BRAIDS, Barbara Ruth

Braids
by Barbara Ruth

if it hadn’t been almost Thanksgiving
if Akai’s Mom hadn’t loved his manbraids so much
if the best stylist he knew didn’t live in the worst housing project in NYC
if Kimberly had taken a bit more time zigzaging Akai’s cornrows 
if they’d started on plaiting earlier
if he’d come for his cornrows the next night
if Kimberly and Akai had decided to go out and show off his braids an hour later
if the elevator at Louis F. Pink House #1 hadn’t been broken
if the busted out lightbulbs in the stairwell of the eighth floor had been replaced
if two rookie officers hadn’t disobeyed orders and begun a vertical search of the building 
if the Glock had stayed in the holster
if the bullet hadn’t ricocheted off the cement wall to strike below Akai’s beautiful braids
if either policeman had 
	called 911
	performed CPR
	done something besides argue then text their Union reps
Akai Gurley might have lived to be 30
before some cop got away with
murdering him
Barbara Ruth was raised by parents who did their best to pass as White Anglo-Saxon Protestants.
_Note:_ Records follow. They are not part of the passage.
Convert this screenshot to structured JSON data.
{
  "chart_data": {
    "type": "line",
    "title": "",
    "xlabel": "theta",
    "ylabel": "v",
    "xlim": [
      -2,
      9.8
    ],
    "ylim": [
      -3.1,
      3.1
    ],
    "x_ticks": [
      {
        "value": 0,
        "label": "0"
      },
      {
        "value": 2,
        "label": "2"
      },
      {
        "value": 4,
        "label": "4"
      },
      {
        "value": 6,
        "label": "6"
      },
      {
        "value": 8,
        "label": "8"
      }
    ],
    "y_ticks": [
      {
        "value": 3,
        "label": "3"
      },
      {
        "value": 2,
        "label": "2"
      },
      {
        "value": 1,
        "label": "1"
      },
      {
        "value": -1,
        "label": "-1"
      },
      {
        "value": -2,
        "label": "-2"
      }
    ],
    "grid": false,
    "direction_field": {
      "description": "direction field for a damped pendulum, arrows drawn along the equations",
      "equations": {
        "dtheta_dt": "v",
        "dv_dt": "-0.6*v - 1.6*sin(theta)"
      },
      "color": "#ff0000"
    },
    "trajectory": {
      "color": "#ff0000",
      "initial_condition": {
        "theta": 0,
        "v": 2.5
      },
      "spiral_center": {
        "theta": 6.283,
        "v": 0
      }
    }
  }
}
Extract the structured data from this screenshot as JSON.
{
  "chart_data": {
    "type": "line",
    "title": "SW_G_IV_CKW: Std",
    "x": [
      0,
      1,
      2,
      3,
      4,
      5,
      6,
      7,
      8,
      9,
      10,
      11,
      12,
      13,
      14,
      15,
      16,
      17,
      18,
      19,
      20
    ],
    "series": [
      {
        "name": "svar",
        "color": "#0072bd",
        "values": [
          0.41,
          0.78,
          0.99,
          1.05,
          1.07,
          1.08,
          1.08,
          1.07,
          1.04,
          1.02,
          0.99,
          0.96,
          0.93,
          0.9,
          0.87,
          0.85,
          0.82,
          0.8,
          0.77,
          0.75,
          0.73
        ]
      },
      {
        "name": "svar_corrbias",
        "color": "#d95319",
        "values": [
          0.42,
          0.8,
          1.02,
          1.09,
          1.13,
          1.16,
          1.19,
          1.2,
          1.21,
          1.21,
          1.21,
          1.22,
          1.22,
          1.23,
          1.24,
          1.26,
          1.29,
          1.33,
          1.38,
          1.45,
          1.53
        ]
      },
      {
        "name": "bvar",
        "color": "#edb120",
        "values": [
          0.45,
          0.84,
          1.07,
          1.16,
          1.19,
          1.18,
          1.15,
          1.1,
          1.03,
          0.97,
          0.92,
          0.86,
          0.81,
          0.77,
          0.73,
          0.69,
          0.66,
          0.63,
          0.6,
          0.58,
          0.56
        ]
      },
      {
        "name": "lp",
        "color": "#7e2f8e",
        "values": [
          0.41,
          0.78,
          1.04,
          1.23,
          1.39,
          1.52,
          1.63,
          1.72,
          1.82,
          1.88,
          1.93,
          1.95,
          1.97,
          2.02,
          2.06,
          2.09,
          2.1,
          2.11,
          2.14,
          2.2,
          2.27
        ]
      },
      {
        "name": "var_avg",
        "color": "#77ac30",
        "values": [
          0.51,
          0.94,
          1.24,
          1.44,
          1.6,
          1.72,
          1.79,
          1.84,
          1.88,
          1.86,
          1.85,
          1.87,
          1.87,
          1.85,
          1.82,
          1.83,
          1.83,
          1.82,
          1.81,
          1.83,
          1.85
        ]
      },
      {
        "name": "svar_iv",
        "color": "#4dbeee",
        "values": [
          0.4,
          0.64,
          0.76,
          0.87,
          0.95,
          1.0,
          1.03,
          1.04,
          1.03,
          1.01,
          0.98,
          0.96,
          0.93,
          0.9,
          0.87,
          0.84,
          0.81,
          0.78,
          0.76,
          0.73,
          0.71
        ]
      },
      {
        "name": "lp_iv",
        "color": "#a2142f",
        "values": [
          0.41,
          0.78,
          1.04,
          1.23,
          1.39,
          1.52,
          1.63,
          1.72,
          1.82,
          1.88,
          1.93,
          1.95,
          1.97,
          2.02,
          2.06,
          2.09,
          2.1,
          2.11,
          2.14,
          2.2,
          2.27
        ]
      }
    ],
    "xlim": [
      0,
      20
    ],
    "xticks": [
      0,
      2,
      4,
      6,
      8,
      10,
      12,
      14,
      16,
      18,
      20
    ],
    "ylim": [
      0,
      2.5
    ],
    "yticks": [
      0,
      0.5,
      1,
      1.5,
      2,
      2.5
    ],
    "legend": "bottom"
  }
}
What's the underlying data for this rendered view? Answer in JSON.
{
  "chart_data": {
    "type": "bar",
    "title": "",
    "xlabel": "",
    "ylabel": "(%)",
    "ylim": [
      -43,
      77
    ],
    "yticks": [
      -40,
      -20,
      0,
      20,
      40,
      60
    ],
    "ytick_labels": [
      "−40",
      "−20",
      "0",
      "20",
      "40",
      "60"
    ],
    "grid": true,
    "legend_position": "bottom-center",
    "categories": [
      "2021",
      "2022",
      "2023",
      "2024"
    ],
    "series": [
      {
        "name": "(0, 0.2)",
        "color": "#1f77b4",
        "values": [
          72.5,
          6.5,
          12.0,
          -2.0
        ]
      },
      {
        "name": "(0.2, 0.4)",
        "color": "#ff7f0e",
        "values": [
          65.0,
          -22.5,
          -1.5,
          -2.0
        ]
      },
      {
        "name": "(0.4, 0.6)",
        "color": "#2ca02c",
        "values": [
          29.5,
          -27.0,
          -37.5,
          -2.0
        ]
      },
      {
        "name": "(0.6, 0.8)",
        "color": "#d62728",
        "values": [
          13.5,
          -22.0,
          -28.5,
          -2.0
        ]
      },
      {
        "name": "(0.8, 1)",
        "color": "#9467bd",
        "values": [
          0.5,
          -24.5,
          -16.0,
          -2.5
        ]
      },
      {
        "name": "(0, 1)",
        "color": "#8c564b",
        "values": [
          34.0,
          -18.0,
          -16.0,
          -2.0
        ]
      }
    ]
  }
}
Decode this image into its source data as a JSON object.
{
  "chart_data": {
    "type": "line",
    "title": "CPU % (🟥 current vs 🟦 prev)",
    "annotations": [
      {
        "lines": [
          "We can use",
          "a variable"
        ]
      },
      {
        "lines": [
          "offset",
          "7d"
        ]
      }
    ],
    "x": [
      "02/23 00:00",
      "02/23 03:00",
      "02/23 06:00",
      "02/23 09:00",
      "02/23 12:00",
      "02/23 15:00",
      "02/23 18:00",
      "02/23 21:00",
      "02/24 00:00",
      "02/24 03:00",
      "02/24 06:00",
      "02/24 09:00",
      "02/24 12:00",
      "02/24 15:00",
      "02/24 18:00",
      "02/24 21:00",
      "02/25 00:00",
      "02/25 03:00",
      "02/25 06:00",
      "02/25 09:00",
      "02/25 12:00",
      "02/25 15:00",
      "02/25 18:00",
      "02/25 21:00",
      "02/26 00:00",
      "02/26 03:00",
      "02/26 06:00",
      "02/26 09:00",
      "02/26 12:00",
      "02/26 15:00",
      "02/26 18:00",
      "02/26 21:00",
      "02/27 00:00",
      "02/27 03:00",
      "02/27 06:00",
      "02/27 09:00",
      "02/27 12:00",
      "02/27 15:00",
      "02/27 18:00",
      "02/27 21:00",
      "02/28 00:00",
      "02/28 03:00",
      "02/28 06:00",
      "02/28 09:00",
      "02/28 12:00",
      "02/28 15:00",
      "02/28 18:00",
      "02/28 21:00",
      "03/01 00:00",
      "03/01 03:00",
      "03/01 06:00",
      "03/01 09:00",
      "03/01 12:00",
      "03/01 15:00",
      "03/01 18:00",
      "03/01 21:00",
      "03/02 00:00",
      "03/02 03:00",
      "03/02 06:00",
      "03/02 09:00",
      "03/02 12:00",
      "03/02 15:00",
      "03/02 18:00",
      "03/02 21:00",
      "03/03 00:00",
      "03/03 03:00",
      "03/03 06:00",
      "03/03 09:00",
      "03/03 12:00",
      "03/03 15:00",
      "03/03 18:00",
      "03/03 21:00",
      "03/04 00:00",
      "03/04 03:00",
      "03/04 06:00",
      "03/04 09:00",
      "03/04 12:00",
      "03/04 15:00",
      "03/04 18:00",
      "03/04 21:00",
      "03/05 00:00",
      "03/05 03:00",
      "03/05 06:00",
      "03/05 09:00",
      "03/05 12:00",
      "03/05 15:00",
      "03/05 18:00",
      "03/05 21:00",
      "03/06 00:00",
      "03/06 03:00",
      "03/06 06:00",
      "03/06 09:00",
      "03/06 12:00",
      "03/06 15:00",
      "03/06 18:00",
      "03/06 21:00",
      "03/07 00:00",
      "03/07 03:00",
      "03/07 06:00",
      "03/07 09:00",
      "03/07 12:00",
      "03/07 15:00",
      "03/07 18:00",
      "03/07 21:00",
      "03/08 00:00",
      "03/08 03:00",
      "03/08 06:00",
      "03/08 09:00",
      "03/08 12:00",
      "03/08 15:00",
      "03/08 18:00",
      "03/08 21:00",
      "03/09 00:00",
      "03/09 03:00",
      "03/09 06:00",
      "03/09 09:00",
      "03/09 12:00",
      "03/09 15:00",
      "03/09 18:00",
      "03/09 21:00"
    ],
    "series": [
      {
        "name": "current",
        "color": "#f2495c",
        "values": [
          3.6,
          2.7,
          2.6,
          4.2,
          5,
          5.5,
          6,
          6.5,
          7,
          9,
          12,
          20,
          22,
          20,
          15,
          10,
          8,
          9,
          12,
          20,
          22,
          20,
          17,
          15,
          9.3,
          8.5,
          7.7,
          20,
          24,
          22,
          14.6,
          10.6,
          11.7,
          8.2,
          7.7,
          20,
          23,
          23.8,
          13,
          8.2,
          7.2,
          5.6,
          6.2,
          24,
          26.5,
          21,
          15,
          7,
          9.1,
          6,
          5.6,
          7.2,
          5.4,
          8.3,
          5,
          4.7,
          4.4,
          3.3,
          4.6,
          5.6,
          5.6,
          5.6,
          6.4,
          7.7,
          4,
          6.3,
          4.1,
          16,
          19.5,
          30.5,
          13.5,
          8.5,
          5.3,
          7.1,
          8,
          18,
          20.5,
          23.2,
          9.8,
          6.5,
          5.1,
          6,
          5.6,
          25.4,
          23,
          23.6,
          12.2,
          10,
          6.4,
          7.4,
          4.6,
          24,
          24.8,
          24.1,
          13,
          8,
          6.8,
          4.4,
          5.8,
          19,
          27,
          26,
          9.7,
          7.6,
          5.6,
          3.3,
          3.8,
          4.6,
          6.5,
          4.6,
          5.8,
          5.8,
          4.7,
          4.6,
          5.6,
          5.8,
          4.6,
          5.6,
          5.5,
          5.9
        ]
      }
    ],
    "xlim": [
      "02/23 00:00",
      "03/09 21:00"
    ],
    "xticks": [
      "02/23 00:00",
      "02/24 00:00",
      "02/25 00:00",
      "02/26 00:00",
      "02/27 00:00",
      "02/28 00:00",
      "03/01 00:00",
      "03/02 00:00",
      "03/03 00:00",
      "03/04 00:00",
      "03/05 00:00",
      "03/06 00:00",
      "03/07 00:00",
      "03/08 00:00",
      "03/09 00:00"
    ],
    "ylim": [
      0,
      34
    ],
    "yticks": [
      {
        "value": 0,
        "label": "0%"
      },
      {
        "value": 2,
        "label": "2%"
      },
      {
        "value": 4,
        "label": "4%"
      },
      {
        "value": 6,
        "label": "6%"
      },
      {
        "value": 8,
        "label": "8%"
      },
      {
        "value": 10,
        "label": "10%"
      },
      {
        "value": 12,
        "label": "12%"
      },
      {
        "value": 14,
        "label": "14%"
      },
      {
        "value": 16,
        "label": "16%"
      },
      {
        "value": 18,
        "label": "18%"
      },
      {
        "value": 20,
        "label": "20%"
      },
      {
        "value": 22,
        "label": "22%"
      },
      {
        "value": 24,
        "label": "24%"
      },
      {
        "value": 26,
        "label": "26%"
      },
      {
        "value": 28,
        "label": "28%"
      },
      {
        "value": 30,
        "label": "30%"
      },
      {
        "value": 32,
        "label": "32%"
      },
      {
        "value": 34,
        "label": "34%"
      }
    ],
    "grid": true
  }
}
This has complicated her relationship to her Ashkenazi Jewish and Potowatomee bloodlines and also placed passing as a central issue which she dances with in this incarnation. She is neurodivergent, old, lesbian, physically disabled, and unable to find housing. She remembers finding the concept of synchronicity in the writings of Jung 50 years ago. In another 50 years she will have much more to say about it.